Chinese President Xi Jinping has promoted Xu Qiling, Commander of the People’s Liberation Army’s Western Theatre Command which oversees the borders with India, to the rank of a General, amid the continued standoff along the Line of Actual Control (LAC) in eastern Ladakh.
Xi, who is also Chairman of the Central Military Commission (CMC) – the overall high command of the PLA, promoted 58-year-old Xu to the rank of General – the highest rank for officers in active service in China.
The other officers who were promoted to the rank of General included Commander of the Southern Theatre Command Wang Xiubin, Commander of the PLA Army Liu Zhenli, and Commander of the PLA Strategic Support (Missile) Force Ju Qiansheng, state-run Xinhua news agency reported.
Xi presented certificates of the orders he signed to them at a ceremony held by the CMC in Beijing on Monday.
Xu, who held the rank of Lt.

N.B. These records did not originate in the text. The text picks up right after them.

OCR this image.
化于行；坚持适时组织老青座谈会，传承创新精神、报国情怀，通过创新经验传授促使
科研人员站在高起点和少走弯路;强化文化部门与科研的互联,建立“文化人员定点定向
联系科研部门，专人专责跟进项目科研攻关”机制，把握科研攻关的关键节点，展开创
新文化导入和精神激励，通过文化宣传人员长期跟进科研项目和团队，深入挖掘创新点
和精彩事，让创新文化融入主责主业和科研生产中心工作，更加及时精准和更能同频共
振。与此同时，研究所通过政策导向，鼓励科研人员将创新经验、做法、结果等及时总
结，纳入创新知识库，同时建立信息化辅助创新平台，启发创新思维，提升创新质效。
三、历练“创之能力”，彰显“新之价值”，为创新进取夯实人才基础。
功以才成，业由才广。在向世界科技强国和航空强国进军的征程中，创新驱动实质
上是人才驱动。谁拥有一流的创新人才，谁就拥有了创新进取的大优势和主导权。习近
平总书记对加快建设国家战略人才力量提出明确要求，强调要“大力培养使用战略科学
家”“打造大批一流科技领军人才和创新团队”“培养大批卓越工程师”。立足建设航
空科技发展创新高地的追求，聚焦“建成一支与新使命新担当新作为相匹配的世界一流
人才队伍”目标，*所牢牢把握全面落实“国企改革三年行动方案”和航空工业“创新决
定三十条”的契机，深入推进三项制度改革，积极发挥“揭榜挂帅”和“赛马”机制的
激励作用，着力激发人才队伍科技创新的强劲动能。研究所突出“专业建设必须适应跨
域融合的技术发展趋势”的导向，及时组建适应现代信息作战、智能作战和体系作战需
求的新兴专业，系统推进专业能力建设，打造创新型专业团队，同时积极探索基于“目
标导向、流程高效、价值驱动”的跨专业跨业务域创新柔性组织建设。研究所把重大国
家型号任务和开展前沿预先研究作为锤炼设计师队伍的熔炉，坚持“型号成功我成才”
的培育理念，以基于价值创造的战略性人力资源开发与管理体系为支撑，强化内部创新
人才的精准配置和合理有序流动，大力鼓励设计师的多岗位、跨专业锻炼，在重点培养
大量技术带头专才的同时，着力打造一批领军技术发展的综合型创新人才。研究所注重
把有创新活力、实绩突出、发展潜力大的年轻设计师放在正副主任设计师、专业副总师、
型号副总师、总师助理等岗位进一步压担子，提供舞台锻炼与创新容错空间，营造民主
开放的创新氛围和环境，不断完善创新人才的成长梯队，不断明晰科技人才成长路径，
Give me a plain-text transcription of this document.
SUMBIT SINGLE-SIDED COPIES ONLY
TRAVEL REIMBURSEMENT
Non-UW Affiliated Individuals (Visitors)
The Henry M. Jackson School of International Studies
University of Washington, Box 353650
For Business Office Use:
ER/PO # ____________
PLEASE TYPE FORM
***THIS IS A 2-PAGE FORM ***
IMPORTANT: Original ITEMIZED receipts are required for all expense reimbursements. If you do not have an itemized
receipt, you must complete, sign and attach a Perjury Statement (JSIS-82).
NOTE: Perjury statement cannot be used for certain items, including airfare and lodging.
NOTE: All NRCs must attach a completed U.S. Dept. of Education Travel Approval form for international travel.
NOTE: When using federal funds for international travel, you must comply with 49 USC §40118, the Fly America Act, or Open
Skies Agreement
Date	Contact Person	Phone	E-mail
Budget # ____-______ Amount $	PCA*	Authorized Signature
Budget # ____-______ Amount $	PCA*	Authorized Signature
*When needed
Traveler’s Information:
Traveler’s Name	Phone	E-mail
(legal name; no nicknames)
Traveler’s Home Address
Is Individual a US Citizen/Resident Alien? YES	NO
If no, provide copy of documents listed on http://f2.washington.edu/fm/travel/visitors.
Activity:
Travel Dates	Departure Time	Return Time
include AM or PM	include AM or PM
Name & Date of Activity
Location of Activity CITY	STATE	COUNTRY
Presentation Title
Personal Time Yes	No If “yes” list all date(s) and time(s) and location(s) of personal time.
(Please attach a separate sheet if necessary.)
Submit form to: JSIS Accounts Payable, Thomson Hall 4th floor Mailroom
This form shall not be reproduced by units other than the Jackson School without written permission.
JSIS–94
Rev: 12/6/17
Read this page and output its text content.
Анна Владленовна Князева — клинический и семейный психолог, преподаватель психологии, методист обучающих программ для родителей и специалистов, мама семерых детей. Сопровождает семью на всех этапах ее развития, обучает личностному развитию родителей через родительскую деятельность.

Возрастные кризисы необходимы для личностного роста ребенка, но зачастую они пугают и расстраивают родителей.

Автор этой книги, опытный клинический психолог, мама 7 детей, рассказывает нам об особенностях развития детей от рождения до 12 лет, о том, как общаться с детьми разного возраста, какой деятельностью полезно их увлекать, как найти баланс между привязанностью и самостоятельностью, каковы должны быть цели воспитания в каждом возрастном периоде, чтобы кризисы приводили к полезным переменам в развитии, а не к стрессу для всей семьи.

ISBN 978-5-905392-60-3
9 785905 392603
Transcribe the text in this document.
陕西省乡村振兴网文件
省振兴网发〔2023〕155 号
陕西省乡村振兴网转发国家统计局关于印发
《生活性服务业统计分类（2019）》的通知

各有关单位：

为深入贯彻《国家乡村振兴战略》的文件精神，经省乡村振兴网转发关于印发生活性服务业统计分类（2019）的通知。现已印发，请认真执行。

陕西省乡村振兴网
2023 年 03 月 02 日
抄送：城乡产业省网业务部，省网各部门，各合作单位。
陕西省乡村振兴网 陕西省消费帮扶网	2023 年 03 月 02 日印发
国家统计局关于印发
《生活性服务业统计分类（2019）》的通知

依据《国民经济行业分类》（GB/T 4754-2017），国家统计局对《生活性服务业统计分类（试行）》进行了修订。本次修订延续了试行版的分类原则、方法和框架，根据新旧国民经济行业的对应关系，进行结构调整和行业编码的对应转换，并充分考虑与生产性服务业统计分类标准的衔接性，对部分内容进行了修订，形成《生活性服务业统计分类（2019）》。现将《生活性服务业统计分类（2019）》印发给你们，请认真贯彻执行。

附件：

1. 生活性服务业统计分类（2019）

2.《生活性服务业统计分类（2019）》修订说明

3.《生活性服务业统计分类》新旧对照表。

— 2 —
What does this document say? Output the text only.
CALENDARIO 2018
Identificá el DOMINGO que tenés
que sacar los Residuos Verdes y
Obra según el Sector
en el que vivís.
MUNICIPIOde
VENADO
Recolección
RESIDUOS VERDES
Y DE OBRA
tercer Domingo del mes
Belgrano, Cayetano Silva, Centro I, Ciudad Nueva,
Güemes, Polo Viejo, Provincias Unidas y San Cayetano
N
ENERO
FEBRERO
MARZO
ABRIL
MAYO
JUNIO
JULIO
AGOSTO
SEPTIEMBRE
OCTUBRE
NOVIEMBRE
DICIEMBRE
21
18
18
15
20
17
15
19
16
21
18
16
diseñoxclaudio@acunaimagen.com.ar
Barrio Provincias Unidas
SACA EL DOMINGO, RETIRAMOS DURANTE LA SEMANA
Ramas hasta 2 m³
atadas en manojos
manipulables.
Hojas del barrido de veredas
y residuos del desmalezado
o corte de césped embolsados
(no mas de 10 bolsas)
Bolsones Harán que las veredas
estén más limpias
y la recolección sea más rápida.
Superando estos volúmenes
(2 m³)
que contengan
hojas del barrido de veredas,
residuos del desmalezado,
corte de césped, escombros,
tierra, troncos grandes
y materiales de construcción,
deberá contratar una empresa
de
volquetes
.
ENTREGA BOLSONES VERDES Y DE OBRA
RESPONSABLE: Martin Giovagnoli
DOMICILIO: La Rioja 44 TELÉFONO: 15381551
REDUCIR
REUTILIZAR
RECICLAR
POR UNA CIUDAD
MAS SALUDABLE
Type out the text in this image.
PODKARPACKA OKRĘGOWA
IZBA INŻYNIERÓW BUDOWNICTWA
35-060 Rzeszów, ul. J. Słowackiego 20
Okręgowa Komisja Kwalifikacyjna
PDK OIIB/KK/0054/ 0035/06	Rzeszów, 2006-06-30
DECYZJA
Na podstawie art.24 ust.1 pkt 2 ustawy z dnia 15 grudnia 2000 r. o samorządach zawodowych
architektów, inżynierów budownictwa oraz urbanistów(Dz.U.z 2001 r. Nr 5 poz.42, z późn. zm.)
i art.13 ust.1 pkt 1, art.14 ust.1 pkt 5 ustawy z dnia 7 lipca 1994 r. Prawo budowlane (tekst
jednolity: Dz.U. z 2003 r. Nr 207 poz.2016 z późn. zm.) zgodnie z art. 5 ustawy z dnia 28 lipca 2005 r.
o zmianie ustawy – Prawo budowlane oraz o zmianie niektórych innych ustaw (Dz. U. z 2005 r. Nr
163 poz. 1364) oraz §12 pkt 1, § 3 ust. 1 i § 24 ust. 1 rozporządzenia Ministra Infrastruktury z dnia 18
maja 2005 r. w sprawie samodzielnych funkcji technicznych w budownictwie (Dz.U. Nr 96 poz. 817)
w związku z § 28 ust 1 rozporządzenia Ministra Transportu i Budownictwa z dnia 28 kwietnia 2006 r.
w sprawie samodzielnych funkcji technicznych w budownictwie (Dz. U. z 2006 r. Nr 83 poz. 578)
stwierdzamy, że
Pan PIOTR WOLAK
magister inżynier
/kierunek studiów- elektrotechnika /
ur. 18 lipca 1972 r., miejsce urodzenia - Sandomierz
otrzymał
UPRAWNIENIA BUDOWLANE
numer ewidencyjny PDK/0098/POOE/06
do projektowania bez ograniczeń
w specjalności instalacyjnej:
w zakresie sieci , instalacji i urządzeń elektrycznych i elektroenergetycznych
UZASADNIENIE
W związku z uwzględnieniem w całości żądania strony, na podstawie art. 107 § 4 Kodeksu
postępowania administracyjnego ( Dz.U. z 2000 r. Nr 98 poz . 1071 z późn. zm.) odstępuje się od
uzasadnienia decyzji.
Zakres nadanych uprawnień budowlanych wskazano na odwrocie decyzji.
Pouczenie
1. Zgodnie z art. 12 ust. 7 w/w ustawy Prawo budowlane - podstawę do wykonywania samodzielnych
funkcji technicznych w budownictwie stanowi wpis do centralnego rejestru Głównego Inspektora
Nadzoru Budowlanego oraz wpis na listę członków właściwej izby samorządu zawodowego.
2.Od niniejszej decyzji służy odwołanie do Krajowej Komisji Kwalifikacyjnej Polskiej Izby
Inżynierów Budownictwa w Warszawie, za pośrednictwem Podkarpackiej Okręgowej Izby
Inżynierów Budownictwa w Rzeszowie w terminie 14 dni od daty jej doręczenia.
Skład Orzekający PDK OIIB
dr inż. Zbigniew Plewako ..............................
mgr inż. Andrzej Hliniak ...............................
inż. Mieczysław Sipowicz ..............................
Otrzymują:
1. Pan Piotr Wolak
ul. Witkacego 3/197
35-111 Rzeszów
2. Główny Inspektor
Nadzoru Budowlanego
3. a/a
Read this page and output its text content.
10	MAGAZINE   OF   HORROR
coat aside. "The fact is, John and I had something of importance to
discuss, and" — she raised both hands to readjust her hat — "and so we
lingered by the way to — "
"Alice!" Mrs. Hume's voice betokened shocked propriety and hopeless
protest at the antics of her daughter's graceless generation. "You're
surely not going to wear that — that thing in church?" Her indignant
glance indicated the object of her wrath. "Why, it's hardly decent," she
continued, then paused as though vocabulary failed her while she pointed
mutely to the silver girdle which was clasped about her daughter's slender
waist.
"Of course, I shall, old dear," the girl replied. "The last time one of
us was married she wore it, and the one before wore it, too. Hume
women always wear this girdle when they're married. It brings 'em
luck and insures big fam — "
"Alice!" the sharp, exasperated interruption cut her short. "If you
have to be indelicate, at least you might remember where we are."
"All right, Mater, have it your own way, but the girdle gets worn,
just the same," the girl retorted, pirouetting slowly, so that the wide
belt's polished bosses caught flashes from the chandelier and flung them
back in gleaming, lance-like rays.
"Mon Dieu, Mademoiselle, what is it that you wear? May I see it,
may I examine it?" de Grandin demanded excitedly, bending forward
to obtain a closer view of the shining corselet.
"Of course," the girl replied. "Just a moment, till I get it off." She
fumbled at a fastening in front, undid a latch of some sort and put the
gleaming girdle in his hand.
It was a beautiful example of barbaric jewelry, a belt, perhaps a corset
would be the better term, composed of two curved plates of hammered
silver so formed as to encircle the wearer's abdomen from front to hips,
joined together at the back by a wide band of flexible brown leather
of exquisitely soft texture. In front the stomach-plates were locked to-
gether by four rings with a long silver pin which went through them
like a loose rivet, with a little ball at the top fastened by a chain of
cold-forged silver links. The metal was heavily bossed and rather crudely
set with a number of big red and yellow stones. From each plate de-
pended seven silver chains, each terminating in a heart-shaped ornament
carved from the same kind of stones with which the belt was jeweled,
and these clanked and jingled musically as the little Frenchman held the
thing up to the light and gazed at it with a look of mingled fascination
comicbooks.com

Gen. previously, was appointed to head Western Theatre Command ground in June last year.
Xinhua in its report referred to Xu as the Commander of the PLA’s Western Theatre Command.
Regarded as the rising star in the PLA, Xu was one of the young generals promoted by Xi after he took the helm of the PLA in late 2012.
India and China were locked in a military standoff at multiple friction points in eastern Ladakh since early May last year.
However, the two sides completed the withdrawal of troops and weapons from the North and South banks of Pangong Lake in February following a series of military and diplomatic talks.
The two sides are now engaged in talks to extend the disengagement process to the remaining friction points.
India has been particularly pressing for disengagement of troops in Hot Springs, Gogra and Depsang. According to military officials, each side currently has around 50,000 to 60,000 troops along the LAC in the sensitive high altitude sector.
There was no visible forward movement in disengagement of troops in the remaining friction points as the Chinese side did not show flexibility in their approach to this issue at the 11th round of military talks.
On June 25, India and China held a virtual meeting of the Working Mechanism for Consultation and Coordination (WMCC) on border affairs during which they had agreed to hold the next round of military talks at an early date to achieve the objective of complete disengagement in remaining friction points in eastern Ladakh.
The two sides had a “frank exchange” of views and decided to maintain dialogue to reach a mutually acceptable solution for withdrawal of troops in all friction points to enable progress in the overall ties, according to a statement by the Ministry of External Affairs (MEA) in New Delhi.